De kabouters

Uit Wikipedia, de vrije encyclopedie
De kabouters
Illustratie uit 1886 editie door Lucy Crane
Originele titel Die Wichtelmänner
Origineel verschenen in 1806
Origineel gebundeld in Kinder- und Hausmärchen
Uitgiftedatum 1812
Land Duitsland
Genre sprookje
Portaal  Portaalicoon   Literatuur

De kabouters is een sprookje dat werd opgetekend door de gebroeders Grimm in Kinder- und Hausmärchen met het nummer KHM39. De oorspronkelijke naam is Die Wichtelmänner, het sprookje is in Engeland bekend als The Elves and the Shoemaker.

Het verhaal[bewerken | brontekst bewerken]

Leeswaarschuwing: Onderstaande tekst bevat details over de inhoud of de afloop van het verhaal.

Het sprookje bestaat uit drie verschillende korte sprookjes.

Eerste sprookje[bewerken | brontekst bewerken]

Een arme schoenmaker heeft nog maar leer voor één paar schoenen en snijdt dit 's avonds op maat. Hij bidt tot Onze Lieve Heer en de volgende ochtend ziet hij dat er al twee schoenen klaar op tafel staan. De schoenen zijn erg mooi en al snel komt een klant die meer betaalt dan de gebruikelijke prijs. Hierdoor kan de schoenmaker leer kopen voor twee paar schoenen. Hij snijdt opnieuw het leer op maat en de volgende ochtend zijn er opnieuw schoenen van gemaakt terwijl hij sliep. Opnieuw komen de klanten al snel en de schoenmaker kan leer voor vier paar schoenen kopen. Dit herhaalt zich keer op keer en de schoenmaker wordt een welvarend man.
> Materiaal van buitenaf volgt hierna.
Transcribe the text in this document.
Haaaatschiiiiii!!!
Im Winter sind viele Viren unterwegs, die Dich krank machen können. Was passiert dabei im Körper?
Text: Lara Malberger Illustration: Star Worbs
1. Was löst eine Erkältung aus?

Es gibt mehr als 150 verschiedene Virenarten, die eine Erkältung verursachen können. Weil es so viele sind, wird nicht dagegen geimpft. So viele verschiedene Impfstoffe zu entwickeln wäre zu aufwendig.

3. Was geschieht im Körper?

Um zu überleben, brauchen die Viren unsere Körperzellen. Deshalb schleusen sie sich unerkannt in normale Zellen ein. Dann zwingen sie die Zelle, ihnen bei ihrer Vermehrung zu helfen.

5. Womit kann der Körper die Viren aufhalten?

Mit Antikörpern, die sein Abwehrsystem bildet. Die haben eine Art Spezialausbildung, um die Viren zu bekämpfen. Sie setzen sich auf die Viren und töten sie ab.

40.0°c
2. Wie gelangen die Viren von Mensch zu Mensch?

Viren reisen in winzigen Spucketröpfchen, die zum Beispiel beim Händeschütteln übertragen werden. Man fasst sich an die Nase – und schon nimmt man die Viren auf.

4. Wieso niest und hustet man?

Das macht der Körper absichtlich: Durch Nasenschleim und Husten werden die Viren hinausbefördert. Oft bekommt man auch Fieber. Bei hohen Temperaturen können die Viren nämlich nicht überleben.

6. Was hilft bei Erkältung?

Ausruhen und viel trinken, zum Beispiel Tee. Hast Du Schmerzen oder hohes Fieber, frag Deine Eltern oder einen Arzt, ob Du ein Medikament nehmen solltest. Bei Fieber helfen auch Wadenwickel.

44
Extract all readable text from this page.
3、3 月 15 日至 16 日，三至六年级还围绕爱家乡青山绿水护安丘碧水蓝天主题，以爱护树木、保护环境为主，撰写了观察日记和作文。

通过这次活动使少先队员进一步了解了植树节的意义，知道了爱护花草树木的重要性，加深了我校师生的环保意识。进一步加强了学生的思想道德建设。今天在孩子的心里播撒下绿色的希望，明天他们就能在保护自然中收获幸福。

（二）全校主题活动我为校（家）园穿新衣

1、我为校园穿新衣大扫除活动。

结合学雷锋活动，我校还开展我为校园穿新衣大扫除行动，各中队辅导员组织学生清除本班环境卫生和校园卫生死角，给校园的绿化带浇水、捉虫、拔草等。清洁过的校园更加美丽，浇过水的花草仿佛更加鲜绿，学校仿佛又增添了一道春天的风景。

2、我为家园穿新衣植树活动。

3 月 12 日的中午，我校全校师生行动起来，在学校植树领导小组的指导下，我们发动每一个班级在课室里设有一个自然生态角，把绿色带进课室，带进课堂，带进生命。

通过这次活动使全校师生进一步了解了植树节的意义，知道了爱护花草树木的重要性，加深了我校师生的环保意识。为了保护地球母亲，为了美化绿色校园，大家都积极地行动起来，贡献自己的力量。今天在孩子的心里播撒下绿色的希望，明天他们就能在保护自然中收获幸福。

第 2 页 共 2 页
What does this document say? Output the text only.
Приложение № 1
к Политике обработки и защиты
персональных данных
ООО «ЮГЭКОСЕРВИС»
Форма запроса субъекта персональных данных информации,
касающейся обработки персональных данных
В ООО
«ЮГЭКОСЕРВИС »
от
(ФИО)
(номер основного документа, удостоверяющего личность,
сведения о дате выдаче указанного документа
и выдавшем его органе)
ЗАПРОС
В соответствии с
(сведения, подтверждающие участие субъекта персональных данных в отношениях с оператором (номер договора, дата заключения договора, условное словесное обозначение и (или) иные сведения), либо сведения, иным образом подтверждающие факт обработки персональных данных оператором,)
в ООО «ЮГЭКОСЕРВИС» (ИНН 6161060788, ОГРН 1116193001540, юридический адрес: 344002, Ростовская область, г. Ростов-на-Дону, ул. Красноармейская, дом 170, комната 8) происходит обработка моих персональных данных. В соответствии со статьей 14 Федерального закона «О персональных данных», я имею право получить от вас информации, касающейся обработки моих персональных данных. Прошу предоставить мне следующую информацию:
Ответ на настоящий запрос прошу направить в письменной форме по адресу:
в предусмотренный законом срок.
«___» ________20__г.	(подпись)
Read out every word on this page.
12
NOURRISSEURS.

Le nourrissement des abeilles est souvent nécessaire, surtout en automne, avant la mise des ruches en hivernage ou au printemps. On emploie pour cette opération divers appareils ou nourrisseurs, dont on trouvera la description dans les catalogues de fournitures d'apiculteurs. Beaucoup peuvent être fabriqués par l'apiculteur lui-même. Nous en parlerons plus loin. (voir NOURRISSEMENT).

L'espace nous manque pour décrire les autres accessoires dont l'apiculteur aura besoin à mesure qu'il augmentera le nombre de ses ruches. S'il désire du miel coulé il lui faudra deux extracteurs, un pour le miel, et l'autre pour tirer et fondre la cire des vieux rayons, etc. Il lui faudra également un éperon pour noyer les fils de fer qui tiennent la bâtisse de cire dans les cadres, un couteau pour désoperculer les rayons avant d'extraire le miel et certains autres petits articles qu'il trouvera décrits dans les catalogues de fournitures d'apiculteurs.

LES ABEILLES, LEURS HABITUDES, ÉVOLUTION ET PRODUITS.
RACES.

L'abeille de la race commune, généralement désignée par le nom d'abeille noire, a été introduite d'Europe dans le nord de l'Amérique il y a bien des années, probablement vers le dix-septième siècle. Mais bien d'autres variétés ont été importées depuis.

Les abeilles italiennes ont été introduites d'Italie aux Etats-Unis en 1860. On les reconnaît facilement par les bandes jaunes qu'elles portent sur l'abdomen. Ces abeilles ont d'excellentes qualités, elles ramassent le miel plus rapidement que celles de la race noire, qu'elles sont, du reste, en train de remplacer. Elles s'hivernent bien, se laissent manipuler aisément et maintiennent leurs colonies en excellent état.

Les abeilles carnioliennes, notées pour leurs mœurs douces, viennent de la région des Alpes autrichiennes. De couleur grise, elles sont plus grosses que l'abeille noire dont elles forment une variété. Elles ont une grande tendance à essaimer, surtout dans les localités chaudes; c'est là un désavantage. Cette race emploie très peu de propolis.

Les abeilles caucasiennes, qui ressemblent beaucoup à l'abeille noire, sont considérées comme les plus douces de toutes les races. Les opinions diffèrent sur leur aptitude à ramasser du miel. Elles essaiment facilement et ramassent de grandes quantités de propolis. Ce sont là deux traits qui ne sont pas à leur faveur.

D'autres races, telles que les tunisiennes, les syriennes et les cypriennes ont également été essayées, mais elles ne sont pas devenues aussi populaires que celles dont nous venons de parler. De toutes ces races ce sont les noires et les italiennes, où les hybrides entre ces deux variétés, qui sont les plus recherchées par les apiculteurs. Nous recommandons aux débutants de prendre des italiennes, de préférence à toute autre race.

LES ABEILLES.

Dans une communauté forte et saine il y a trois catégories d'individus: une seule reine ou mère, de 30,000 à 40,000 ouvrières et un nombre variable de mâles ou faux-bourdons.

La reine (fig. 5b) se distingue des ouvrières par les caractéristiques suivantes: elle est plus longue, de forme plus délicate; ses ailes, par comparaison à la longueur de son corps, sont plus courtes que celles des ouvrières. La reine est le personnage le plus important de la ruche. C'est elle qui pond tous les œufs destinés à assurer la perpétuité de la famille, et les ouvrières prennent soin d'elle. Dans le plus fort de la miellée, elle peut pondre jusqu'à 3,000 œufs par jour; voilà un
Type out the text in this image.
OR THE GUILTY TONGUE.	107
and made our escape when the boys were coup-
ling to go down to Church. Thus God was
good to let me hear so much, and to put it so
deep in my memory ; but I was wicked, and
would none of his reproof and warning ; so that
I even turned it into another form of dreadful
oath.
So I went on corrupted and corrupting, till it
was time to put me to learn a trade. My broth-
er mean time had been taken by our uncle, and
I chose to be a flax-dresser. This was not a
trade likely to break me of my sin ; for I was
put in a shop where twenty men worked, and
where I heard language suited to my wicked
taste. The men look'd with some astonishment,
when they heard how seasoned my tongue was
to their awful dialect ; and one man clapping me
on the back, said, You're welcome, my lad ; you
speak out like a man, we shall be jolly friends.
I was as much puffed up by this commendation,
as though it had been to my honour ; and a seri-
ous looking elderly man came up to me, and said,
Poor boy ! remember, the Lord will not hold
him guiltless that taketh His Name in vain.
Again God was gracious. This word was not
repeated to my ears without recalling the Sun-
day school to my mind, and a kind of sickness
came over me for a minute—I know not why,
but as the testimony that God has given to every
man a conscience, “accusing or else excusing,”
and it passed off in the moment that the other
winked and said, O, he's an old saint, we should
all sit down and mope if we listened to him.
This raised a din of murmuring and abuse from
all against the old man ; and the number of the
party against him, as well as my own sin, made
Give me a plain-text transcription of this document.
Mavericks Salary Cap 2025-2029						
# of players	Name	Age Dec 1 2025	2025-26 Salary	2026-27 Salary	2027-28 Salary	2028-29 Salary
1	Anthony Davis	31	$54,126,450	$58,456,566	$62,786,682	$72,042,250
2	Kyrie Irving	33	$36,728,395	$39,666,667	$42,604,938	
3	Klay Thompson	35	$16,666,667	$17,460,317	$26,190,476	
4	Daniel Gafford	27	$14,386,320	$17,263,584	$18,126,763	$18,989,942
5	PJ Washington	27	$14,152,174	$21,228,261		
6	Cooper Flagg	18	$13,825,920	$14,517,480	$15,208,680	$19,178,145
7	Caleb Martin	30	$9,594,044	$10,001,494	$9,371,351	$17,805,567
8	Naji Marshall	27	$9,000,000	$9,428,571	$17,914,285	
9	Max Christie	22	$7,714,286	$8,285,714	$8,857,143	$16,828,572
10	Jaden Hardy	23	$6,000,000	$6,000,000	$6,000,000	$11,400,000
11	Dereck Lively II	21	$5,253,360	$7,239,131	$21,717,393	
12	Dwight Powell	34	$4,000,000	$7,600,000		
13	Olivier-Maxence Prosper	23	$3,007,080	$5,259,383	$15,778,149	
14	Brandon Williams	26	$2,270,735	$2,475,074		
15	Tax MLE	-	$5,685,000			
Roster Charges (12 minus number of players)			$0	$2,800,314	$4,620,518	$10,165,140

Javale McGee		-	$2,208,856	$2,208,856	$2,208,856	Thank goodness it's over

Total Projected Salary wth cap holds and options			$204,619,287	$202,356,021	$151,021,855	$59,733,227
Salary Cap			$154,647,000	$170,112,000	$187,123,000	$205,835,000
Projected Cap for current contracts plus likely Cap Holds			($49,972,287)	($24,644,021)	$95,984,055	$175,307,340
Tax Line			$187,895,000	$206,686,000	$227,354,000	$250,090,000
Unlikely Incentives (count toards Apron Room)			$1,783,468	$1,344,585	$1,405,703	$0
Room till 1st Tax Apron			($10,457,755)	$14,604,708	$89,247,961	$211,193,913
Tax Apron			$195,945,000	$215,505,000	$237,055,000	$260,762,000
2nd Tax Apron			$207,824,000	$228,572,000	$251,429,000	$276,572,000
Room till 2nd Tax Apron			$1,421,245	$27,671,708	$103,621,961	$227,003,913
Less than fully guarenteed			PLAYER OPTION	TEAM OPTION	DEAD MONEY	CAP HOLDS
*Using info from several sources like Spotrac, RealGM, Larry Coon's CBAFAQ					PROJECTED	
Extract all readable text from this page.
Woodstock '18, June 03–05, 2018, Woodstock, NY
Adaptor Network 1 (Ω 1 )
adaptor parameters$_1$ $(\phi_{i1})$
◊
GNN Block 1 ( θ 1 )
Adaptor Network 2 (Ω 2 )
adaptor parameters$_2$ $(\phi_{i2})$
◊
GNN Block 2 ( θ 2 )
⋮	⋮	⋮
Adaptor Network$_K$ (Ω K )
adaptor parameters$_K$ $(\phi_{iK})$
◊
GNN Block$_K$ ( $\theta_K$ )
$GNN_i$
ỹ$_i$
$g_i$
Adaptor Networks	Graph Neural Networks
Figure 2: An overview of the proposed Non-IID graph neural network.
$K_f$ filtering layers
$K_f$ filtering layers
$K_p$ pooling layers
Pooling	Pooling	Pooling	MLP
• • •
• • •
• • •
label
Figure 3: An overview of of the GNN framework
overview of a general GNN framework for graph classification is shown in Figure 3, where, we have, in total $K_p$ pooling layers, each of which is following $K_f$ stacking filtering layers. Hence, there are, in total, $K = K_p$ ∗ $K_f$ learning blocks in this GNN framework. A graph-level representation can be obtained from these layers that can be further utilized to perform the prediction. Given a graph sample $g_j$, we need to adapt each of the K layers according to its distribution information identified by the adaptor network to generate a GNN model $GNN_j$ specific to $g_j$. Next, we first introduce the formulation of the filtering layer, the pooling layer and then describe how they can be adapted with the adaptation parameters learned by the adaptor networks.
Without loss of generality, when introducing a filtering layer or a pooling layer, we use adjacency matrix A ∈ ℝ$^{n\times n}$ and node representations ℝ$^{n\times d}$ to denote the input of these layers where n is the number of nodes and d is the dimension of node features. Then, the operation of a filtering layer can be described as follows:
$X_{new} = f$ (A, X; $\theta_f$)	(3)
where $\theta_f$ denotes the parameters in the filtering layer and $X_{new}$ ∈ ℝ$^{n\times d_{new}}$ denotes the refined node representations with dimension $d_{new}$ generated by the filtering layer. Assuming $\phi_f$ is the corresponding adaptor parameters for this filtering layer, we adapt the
Niet lang voor kerstmis stelt de man aan zijn vrouw voor om op te blijven en te kijken wie de schoenen maakt. Ze verstoppen zich in hoeken van de kamer en zien om middernacht twee grappige blote mannetjes die al snel beginnen aan de schoenen. De vrouw wil de mannetjes hun dankbaarheid betonen door ze kleding te geven en ze gaat snel aan de slag. De schoenmaker maakt twee paar kleine schoentjes en ze leggen het op tafel klaar. Als de mannetjes komen zien ze verbaasd de kleding liggen en trekken dit snel aan. Ze dansen de deur uit en komen nooit weer terug, maar de schoenmaker en zijn vrouw hebben succes gehad bij alles wat ze ondernamen zo lang als ze leefden.

Tweede sprookje[bewerken | brontekst bewerken]

Een arm dienstmeisje werkt altijd ijverig en vindt op een dag een brief. Ze kan niet lezen en brengt de brief naar haar baas, het is een uitnodiging van kabouters om een kind voor hen ten doop te houden. Het meisje wordt opgehaald door drie kabouters en gaat naar een holle berg. De kraamvrouw ligt in een bed van zwart ebbenhout met knoppen van parels, dekens zijn met goud bestikt en de wieg is van ivoor met een badje van goud. Na de doop smeken de kabouters het meisje nog drie dagen te blijven en ze heeft een vrolijke tijd. Ze stopt haar zakken vol goud als ze naar huis gaat en ze begint thuis te vegen. Maar dan komen er vreemde mensen het huis uit en vragen wat ze aan het doen is. De drie dagen bij de kleine mannetjes in de holle berg zijn zeven jaren geweest. Haar vroegere baas en bazin zijn inmiddels gestorven.

Derde sprookje[bewerken | brontekst bewerken]

Kabouters hebben een wisselkind in een wiegje gelegd en de moeder gaat naar haar buurvrouw om raad te vragen. De buurvrouw zegt dat ze het wisselkind naar de keuken moet brengen en vuur moet maken in de haard. Ze moet water koken in twee eierschalen en daarvan zou het wisselkind moeten lachen, waarna het afgelopen zal zijn. Terwijl de vrouw bezig is zegt de dikkop:

Nu ben ik al zo oud als het Westerwoud, maar koken in een eierschaal heb ik nog nooit aangeschouwd.

Hij begint te lachen en dan komen er een heleboel kaboutertjes die het goede kind bij zich hebben. Ze nemen het wisselkind weer met zich mee.